In 1497 Alexander Erskine, third Lord Erskine constructed Alloa Tower, a massive tower that would be the seat of the clan chiefs for the next three hundred years. The third Lord Erskine's son was killed in 1513 at the Battle of Flodden. John Erskine, fifth Lord Erskine was guardian and tutor of James V of Scotland.

Mary, Queen of Scots had spent the first five years of her life around Alloa and Stirling Castle. She later bestowed upon the sixth Lord Erskine the title of Earl of Mar. Erskine was descended from Elyne, daughter of Gratney, 7th Earl of Mar. Although the Erskine chiefs are Earls of Mar and Kellie there is a separate Countess of Mar (chief of Clan Mar), who is a member of the Council of the Chiefs.

The seventh Lord Erskine took part in the Raid of Ruthven in 1582, in which the young James VI of Scotland was placed in the hands of an extremist faction of Protestant nobility for nearly a year. As a result, Erskine was exiled but was later restored to royal favour and in 1616 was made Lord High Treasurer of Scotland.

=== 17th century & Civil War ===

In 1615 Chief John Erskine, 20th Earl of Mar was appointed governor of Edinburgh Castle. He supported Charles I. Lord Erskine fought for the royalists at the Battle of Kilsyth in 1645. The family estates were forfeited for their support of the royalists but were later restored by Charles II in 1660.

===18th century and Jacobite risings===

John Erskine, Earl of Mar was known as bobbing John due to his change of political allegiance in accordance with the needs of survival that was not unknown to the Scottish nobility. He had been a supporter of the Union, however when he attended court in London in 1714 he was not offered the post of Secretary of State for Scotland, which he considered to be an insult. He returned to his ancestral lands and raised the standard of James VIII (The Old Pretender), and called out his own clansmen and all loyal supporters of the House of Stuart. Erskine had soon gathered an army of over ten thousand clansmen. The earl led his army of Jacobites at the Battle of Sheriffmuir against the Duke of Argyll, which was fought on 13 November 1715. The battle was inconclusive although Argyll claimed victory.
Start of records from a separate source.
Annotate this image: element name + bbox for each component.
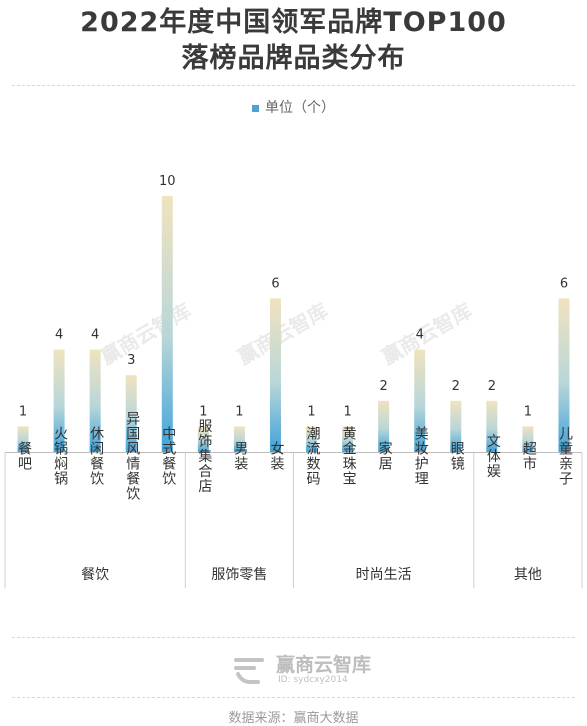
logo-icon [234,658,264,684]
data-label: 2 [488,379,496,394]
bar [17,426,29,452]
category-label: 火锅焖锅 [52,426,68,486]
category-label: 眼镜 [449,441,465,471]
data-label: 6 [560,276,568,291]
bar [197,426,209,452]
category-label: 儿童亲子 [557,426,573,486]
legend-marker [252,104,259,112]
group-label: 其他 [514,567,542,583]
data-label: 1 [19,404,27,419]
category-label: 文体娱 [485,434,501,479]
data-label: 3 [127,353,135,368]
chart-title-line-2: 落榜品牌品类分布 [181,43,406,74]
data-label: 10 [159,174,176,189]
bar [306,426,318,452]
data-label: 4 [416,328,424,343]
title-divider [12,85,575,86]
category-label: 超市 [521,441,537,471]
bar [233,426,245,452]
logo-text: 赢商云智库 [276,654,372,676]
chart-title-line-1: 2022年度中国领军品牌TOP100 [80,7,507,38]
legend: 单位（个） [0,97,587,117]
data-label: 4 [91,328,99,343]
category-label: 餐吧 [16,441,32,471]
data-label: 1 [235,404,243,419]
data-label: 4 [55,328,63,343]
bar-chart: 1餐吧4火锅焖锅4休闲餐饮3异国风情餐饮10中式餐饮1服饰集合店1男装6女装1潮… [4,174,583,588]
group-label: 服饰零售 [211,567,267,583]
category-label: 黄金珠宝 [341,425,357,486]
data-source: 数据来源：赢商大数据 [228,711,359,726]
bar [89,349,101,452]
bar [378,400,390,452]
bar [269,298,281,452]
category-label: 女装 [268,440,284,471]
legend-label: 单位（个） [265,100,335,116]
data-label: 1 [524,404,532,419]
category-label: 美妆护理 [413,426,429,486]
data-label: 2 [380,379,388,394]
category-label: 服饰集合店 [196,419,212,494]
bar [125,375,137,452]
category-label: 潮流数码 [305,426,321,486]
bar [342,426,354,452]
data-label: 1 [307,404,315,419]
footer-divider-top [12,637,575,638]
brand-logo: 赢商云智库 ID: sydcxy2014 [0,648,587,688]
category-label: 男装 [232,441,248,471]
bar [450,400,462,452]
bar [414,349,426,452]
data-label: 2 [452,379,460,394]
category-label: 中式餐饮 [160,426,176,486]
category-label: 休闲餐饮 [88,426,104,486]
bar [486,400,498,452]
bar [161,196,173,452]
category-label: 家居 [377,440,393,471]
data-label: 1 [199,404,207,419]
bar [558,298,570,452]
footer-divider-bottom [12,697,575,698]
category-label: 异国风情餐饮 [124,411,140,501]
group-label: 餐饮 [81,567,109,583]
logo-id: ID: sydcxy2014 [278,675,348,685]
bar [522,426,534,452]
data-label: 1 [343,404,351,419]
group-label: 时尚生活 [356,567,412,583]
data-label: 6 [271,276,279,291]
bar [53,349,65,452]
The Jacobite rising was a failure and Erskine, Earl of Mar fled to France. His title and lands were forfeited and in 1724 were purchased by another branch of the family. The earl had received the Jacobite title of Mar but this was abandoned in 1824 when the Erskines were restored to the earldom of Mar. The earldom of Kellie became united with the earldom of Mar in 1835. Kellie had originally been bestowed in 1619 on a younger son of the chiefly line.

==Clan Chief==

The current Chief of Clan Erskine is James Erskine, 14th Earl of Mar who descends from the Earls of Mar, seventh Creation (1565) (as deemed by the House of Lords in 1875). He is chief of the name and arms of Erskine.

The Clan Mar now has a separate chief, Margaret of Mar, 31st Countess of Mar, who descends from the Earls of Mar, first creation (1404) (as deemed by Act of Parliament in 1885). She is chief of the name and arms of Mar.

==Tartan==

| Tartan image | Notes |
|---|---|
|  | Areskyn tartan, as published in 1842 in Vestiarium Scoticum. |

==Clan Castles==

- Alloa Tower was the main seat of the chief of Clan Erskine.
- The House of Dun and the Dun Estate was home to the Clan Erskine family from 1375 until 1980, but archaeological evidence shows that people have lived here for at least 9,000 years. John Erskine of Dun was a key figure in the Scottish Reformation.
- Corgarff Castle was acquired by John Erskine, 19th Earl of Mar in 1626.
- Kellie Castle was purchased by Sir Thomas Erskine in 1613.
- Dryburgh Abbey was given to the Earl of Mar by King James VI of Scotland in 1544.
- Dirleton Castle
- Braemar Castle
- Rosslyn Castle
- Dunimarle Castle, near Culross, Fife, was built by the Erskine family in the 18th century.
- Kildrummy Castle was the seat of the original Earls of Mar. It was abandoned after the failed Jacobite Uprisings in 1716.

==Representations in popular culture==
- Elizabeth Peters' 1976 romantic suspense novel, Legend in Green Velvet, prominently featured a (fictional) member of Clan Erskine, as well as the castle and Clan history.